Title: Power operations and the Kunneth spectral sequence
Abstract: Power operations have been constructed and successfully utilized in a variety of spectral sequences. Such constructions arise from highly structured ring spectra. In this talk, we show that the Kunneth Spectral Sequence enjoys some nice multiplicative properties and use old computations of Steinberger's with our current work to compute operations in the homotopy of some relative smash products. We will end with an application of these computations to give a non-existence result for $E_{\infty}$ complex orientations of certain ring spectra.
Title: Yet Another Friendly Talk About Cobordism
Abstract: TBA
Title: Hirzebruch's proof of his Signature Theorem
Abstract: We will prove Hirzebruch's signature theorem and show its utility in a computation.

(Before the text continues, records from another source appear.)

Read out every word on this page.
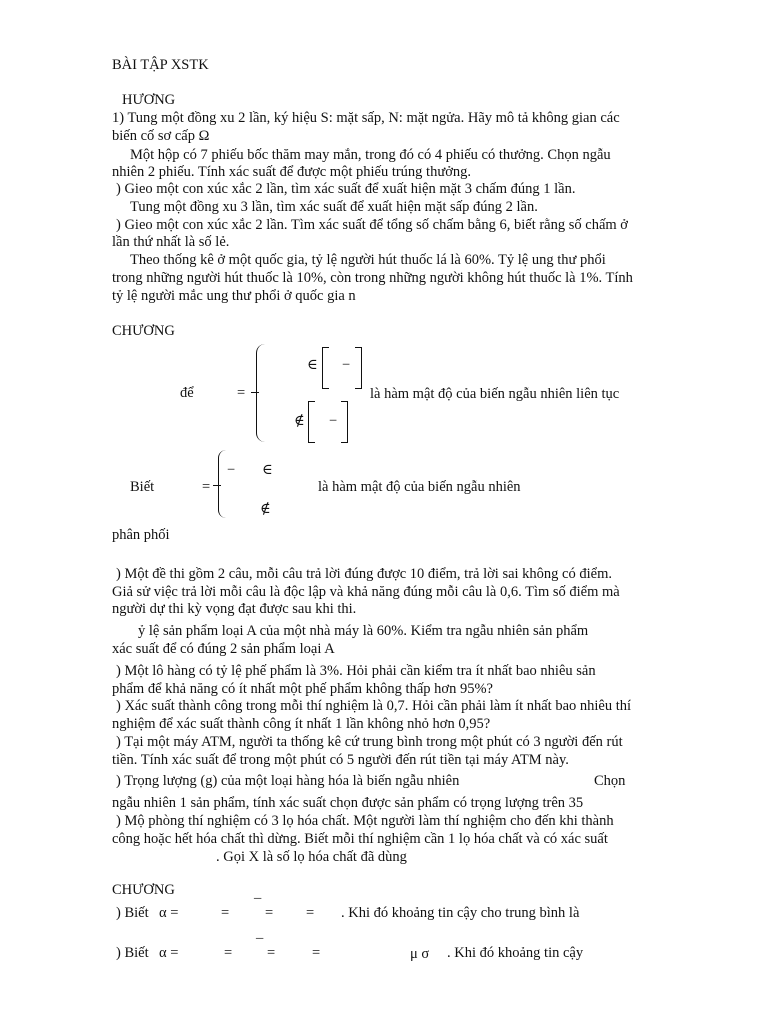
BÀI TẬP XSTK
HƯƠNG
1) Tung một đồng xu 2 lần, ký hiệu S: mặt sấp, N: mặt ngửa. Hãy mô tả không gian các
biến cố sơ cấp Ω
Một hộp có 7 phiếu bốc thăm may mắn, trong đó có 4 phiếu có thưởng. Chọn ngẫu
nhiên 2 phiếu. Tính xác suất để được một phiếu trúng thưởng.
) Gieo một con xúc xắc 2 lần, tìm xác suất để xuất hiện mặt 3 chấm đúng 1 lần.
Tung một đồng xu 3 lần, tìm xác suất để xuất hiện mặt sấp đúng 2 lần.
) Gieo một con xúc xắc 2 lần. Tìm xác suất để tổng số chấm bằng 6, biết rằng số chấm ở
lần thứ nhất là số lẻ.
Theo thống kê ở một quốc gia, tỷ lệ người hút thuốc lá là 60%. Tỷ lệ ung thư phổi
trong những người hút thuốc là 10%, còn trong những người không hút thuốc là 1%. Tính
tỷ lệ người mắc ung thư phổi ở quốc gia n
CHƯƠNG
để	=
∈ −
∉ −
là hàm mật độ của biến ngẫu nhiên liên tục
Biết	=
− ∈
∉
là hàm mật độ của biến ngẫu nhiên
phân phối
) Một đề thi gồm 2 câu, mỗi câu trả lời đúng được 10 điểm, trả lời sai không có điểm.
Giả sử việc trả lời mỗi câu là độc lập và khả năng đúng mỗi câu là 0,6. Tìm số điểm mà
người dự thi kỳ vọng đạt được sau khi thi.
ỷ lệ sản phẩm loại A của một nhà máy là 60%. Kiểm tra ngẫu nhiên sản phẩm
xác suất để có đúng 2 sản phẩm loại A
) Một lô hàng có tỷ lệ phế phẩm là 3%. Hỏi phải cần kiểm tra ít nhất bao nhiêu sản
phẩm để khả năng có ít nhất một phế phẩm không thấp hơn 95%?
) Xác suất thành công trong mỗi thí nghiệm là 0,7. Hỏi cần phải làm ít nhất bao nhiêu thí
nghiệm để xác suất thành công ít nhất 1 lần không nhỏ hơn 0,95?
) Tại một máy ATM, người ta thống kê cứ trung bình trong một phút có 3 người đến rút
tiền. Tính xác suất để trong một phút có 5 người đến rút tiền tại máy ATM này.
) Trọng lượng (g) của một loại hàng hóa là biến ngẫu nhiên	Chọn
ngẫu nhiên 1 sản phẩm, tính xác suất chọn được sản phẩm có trọng lượng trên 35
) Mộ phòng thí nghiệm có 3 lọ hóa chất. Một người làm thí nghiệm cho đến khi thành
công hoặc hết hóa chất thì dừng. Biết mỗi thí nghiệm cần 1 lọ hóa chất và có xác suất
. Gọi X là số lọ hóa chất đã dùng
CHƯƠNG
) Biết α =	= ¯ = = . Khi đó khoảng tin cậy cho trung bình là
) Biết α =	= ¯ =	=	μ σ . Khi đó khoảng tin cậy
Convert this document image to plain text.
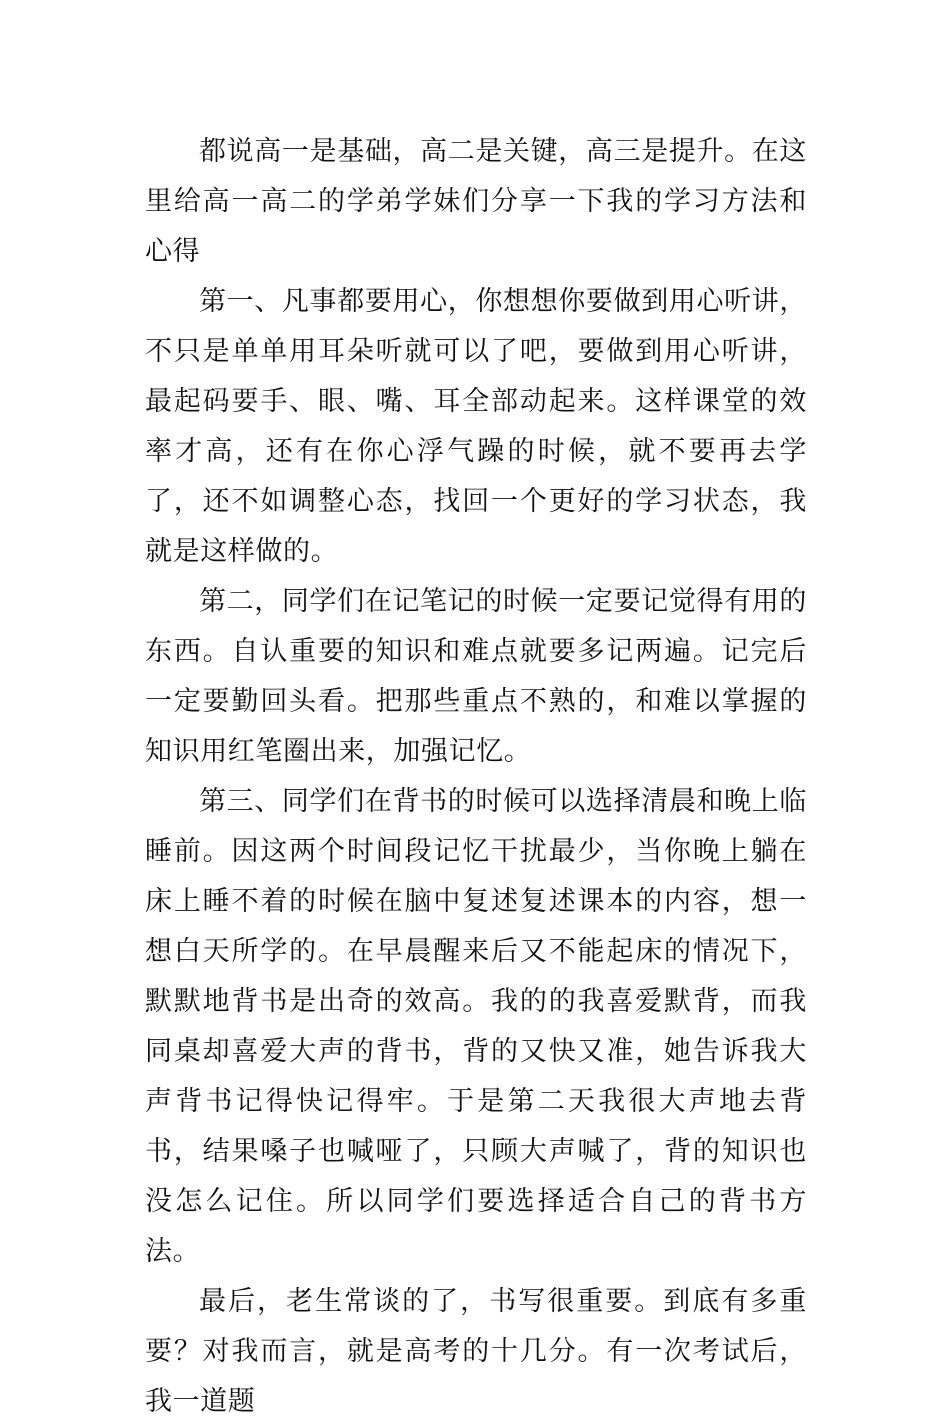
都说高一是基础，高二是关键，高三是提升。在这里给高一高二的学弟学妹们分享一下我的学习方法和心得

第一、凡事都要用心，你想想你要做到用心听讲，不只是单单用耳朵听就可以了吧，要做到用心听讲，最起码要手、眼、嘴、耳全部动起来。这样课堂的效率才高，还有在你心浮气躁的时候，就不要再去学了，还不如调整心态，找回一个更好的学习状态，我就是这样做的。

第二，同学们在记笔记的时候一定要记觉得有用的东西。自认重要的知识和难点就要多记两遍。记完后一定要勤回头看。把那些重点不熟的，和难以掌握的知识用红笔圈出来，加强记忆。

第三、同学们在背书的时候可以选择清晨和晚上临睡前。因这两个时间段记忆干扰最少，当你晚上躺在床上睡不着的时候在脑中复述复述课本的内容，想一想白天所学的。在早晨醒来后又不能起床的情况下，默默地背书是出奇的效高。我的的我喜爱默背，而我同桌却喜爱大声的背书，背的又快又准，她告诉我大声背书记得快记得牢。于是第二天我很大声地去背书，结果嗓子也喊哑了，只顾大声喊了，背的知识也没怎么记住。所以同学们要选择适合自己的背书方法。

最后，老生常谈的了，书写很重要。到底有多重要？对我而言，就是高考的十几分。有一次考试后，我一道题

Title: A Different Friendly Talk About Cobordism
Abstract: In this talk I will present some slightly less basic ideas about cobordism. In particular, we will discuss cobordism as a homology theory and its relationship to K-Theory.

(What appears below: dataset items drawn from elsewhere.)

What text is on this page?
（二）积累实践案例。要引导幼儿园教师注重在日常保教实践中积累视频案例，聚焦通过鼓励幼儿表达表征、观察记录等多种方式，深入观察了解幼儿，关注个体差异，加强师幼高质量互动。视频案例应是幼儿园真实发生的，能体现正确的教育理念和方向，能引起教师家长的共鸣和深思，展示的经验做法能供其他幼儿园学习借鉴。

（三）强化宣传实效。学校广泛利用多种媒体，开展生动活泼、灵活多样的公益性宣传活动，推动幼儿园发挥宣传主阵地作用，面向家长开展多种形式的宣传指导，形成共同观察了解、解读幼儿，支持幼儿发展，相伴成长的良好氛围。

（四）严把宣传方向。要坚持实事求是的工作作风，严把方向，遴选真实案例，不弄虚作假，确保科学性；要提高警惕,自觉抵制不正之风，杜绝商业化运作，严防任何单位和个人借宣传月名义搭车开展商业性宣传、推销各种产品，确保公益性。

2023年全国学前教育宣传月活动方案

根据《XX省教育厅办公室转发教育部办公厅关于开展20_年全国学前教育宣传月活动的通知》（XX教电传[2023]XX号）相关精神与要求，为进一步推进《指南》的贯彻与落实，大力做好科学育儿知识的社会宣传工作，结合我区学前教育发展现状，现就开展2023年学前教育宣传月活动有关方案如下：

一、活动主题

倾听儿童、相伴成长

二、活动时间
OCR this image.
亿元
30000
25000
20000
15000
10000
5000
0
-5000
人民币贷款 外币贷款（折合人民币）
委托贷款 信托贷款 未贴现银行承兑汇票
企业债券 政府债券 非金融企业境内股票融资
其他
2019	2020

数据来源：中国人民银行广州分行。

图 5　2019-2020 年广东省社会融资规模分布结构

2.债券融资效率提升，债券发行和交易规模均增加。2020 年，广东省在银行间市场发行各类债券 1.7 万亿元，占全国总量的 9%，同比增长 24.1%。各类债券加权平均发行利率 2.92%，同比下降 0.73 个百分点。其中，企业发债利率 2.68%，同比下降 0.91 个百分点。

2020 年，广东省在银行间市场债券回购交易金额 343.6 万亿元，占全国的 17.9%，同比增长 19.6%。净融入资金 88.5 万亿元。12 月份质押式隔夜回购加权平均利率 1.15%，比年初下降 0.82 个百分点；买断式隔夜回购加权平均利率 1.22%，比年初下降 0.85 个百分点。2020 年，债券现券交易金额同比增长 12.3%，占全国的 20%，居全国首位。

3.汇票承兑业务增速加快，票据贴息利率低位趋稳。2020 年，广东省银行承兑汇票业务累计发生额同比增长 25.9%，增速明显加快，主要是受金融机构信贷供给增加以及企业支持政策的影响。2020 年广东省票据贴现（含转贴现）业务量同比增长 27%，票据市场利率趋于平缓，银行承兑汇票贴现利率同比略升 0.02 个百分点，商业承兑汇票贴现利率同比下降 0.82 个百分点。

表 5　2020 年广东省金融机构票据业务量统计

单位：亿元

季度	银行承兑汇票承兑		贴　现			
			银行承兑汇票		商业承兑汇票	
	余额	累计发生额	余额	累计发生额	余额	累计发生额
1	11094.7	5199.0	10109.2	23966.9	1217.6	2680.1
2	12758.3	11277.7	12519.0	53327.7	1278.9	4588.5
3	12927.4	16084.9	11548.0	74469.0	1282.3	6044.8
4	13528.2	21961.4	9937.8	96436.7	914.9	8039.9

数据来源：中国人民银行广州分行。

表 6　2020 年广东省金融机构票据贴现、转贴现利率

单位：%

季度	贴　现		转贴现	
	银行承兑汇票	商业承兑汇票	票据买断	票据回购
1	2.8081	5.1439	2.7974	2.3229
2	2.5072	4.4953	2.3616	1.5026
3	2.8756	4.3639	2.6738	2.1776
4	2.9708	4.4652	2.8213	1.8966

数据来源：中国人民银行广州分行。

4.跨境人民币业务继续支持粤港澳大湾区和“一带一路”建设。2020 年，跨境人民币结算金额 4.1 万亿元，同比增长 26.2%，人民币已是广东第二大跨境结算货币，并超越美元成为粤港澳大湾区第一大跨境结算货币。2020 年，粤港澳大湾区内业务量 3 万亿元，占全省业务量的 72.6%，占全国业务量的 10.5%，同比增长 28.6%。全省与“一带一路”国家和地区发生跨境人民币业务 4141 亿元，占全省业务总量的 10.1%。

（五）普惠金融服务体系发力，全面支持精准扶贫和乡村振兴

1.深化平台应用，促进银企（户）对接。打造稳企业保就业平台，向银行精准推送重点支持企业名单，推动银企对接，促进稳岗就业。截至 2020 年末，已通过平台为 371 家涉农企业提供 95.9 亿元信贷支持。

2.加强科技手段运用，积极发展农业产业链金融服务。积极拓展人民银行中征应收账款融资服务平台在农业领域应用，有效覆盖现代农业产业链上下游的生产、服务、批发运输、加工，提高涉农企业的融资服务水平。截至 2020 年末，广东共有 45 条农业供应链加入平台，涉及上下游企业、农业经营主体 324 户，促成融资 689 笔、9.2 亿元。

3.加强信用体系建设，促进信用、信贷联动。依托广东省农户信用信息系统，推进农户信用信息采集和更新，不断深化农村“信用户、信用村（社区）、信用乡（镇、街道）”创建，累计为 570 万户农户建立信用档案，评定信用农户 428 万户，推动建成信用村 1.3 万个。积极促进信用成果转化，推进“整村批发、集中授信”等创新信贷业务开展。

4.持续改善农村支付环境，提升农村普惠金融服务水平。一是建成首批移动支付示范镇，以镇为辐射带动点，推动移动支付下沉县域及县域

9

This talk might be a little less friendly than the talk on Wednesday.
Title: The Hopf invariant one problem via K-theory
Abstract: I previously sketched Adams' original approach to the Hopf invariant one problem via secondary operations in singular cohomology. In this talk, I will present the simpler solution using Adams operations in K-theory.
Title: An introduction to topological K-theory
Abstract: K-theory is a cohomology theory for spaces that arises from consideration of vector bundles.

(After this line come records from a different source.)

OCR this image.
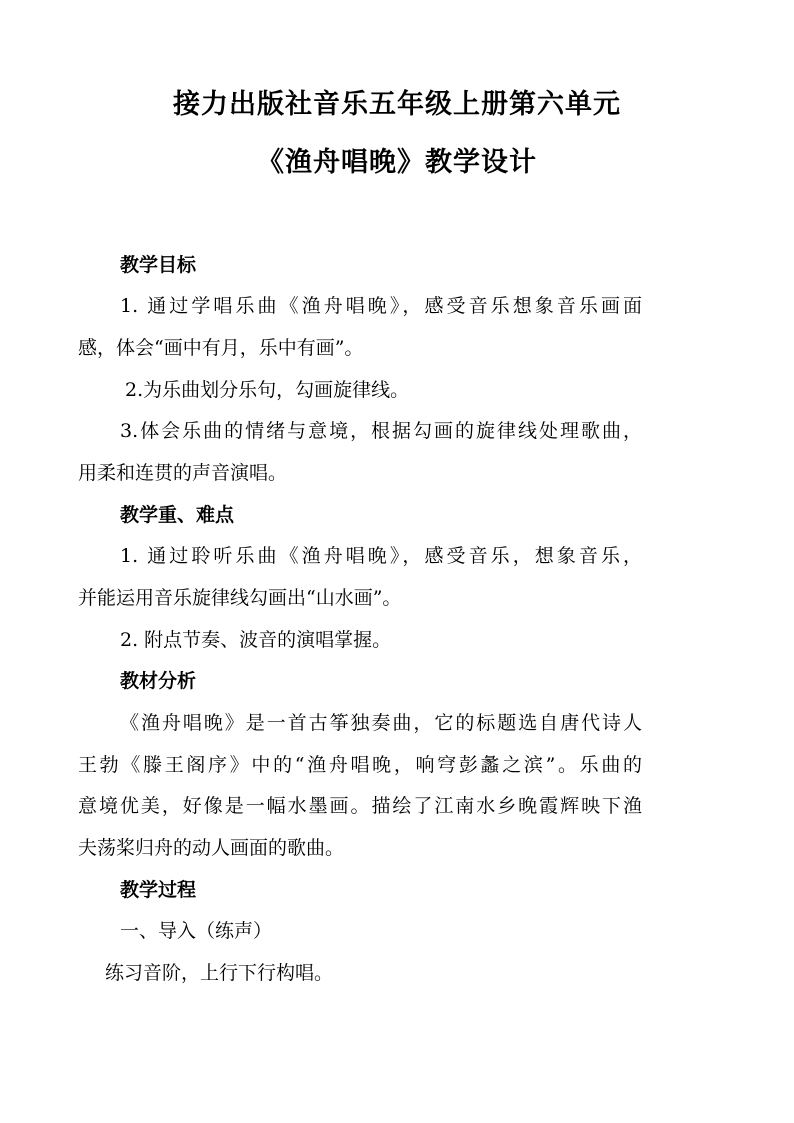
接力出版社音乐五年级上册第六单元
《渔舟唱晚》教学设计
教学目标
1. 通过学唱乐曲《渔舟唱晚》，感受音乐想象音乐画面
感，体会“画中有月，乐中有画”。
2.为乐曲划分乐句，勾画旋律线。
3.体会乐曲的情绪与意境，根据勾画的旋律线处理歌曲，
用柔和连贯的声音演唱。
教学重、难点
1. 通过聆听乐曲《渔舟唱晚》，感受音乐，想象音乐，
并能运用音乐旋律线勾画出“山水画”。
2. 附点节奏、波音的演唱掌握。
教材分析
《渔舟唱晚》是一首古筝独奏曲，它的标题选自唐代诗人
王勃《滕王阁序》中的“渔舟唱晚，响穹彭蠡之滨”。乐曲的
意境优美，好像是一幅水墨画。描绘了江南水乡晚霞辉映下渔
夫荡桨归舟的动人画面的歌曲。
教学过程
一、导入（练声）
练习音阶，上行下行构唱。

We will discuss this theory and some important properties, including the Bott periodicity phenomenon and the existence of Adams operations.
Title: Eulerian Idempotents and Hodge-type decompositions of Hochschild homology
Abstract: The Eulerian idempotents are fascinating elements of the group algebra of the symmetric group. They were first investigated in the 1980's, arising in multiple contexts including topology, representation theory, and combinatorics. In this talk, we will survey how Eulerian idempotents can be used to produce splittings of Hochschild homology. If time permits, we will also discuss type B Eulerian idempotents and splittings of Hochschild homology for algebras with an involution.
Title: Persistent Homology - An Introduction to Applied Algebraic Topology
Abstract: Given a filtration of a simplicial complex we can construct a series of invariants called the persistent homology groups of the filtration. In this talk we will give a basic introduction to the theory of persistence and explain how these ideas can be used in data analysis.
Title: Combinatorial Formulae for the \Chi_y Genus of Quasitoric Manifolds.
Abstract: We recall the definition of a quasitoric manifold as any smooth 2n-manifold admitting a nice action of the compact torus. We then consider an equivalent formulation in terms of combinatorial data and its related stably complex structure. Next we'll demonstrate Panov's proof for calculating the \Chi_y-genus of quasitoric manifolds in terms of this combinatorial description and elicit an explicit formula for the Todd genus. Lastly, we'll work through a couple of small dimensional examples and postulate some related conjectures concerning "wedge" quasitoric manifolds.